On 3/17/2012 12:36 PM, Sven Hartge wrote:
Storing mails inside SQL? Not supported by dovecot and not very wise, IMHO. DBmail does this, but to be honest, I never heard any good feedback from admins using that product. From what I have been told, you need quite the beefy server to get a decent performance out of DBmail, compared to the needs of a "traditional" setup like with dovecot or courier-mail, but I digress.
Ugh, I've tried the product. It works pretty well, until you move more than a small handful of users and email hives to it, and you hit some hard walls pretty fast with how many inbound emails/second it can handle for even burly server configurations.

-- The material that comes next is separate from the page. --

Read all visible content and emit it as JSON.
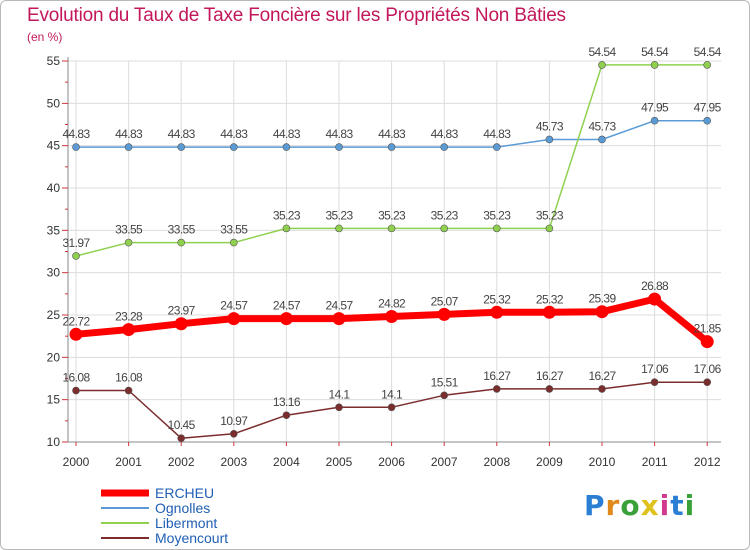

Those hard walls occur at too low a threshold for me. The product's mailing list is supportive and there are many dedicated DBMail users who step in an answer questions, but be prepared for "BUY MORE RAM" as the answer to concerns about performance. When 128GB of RAM is needed for a small organisation's email setup to perform well, I am strongly inclined to move on to the next product.
Best practices for it seem to revolve around being able to have your ENTIRE email + index content resident in RAM. Well, gosh. Why didn't I think of that before instead of wasting all of this time worrying about design and efficiency?
And if you're hoping that it will make text searches "automagically" fast, think again.
Timo's FTS_SQUAT blows it out of the water by orders of magnitude, even with mailbox sizes of around 300K emails (20GB), let alone something like Lucene or Solr.
I understand why it seems like a great idea to store email this way, but realise that the bulk of email is NOT structured or inherently relational.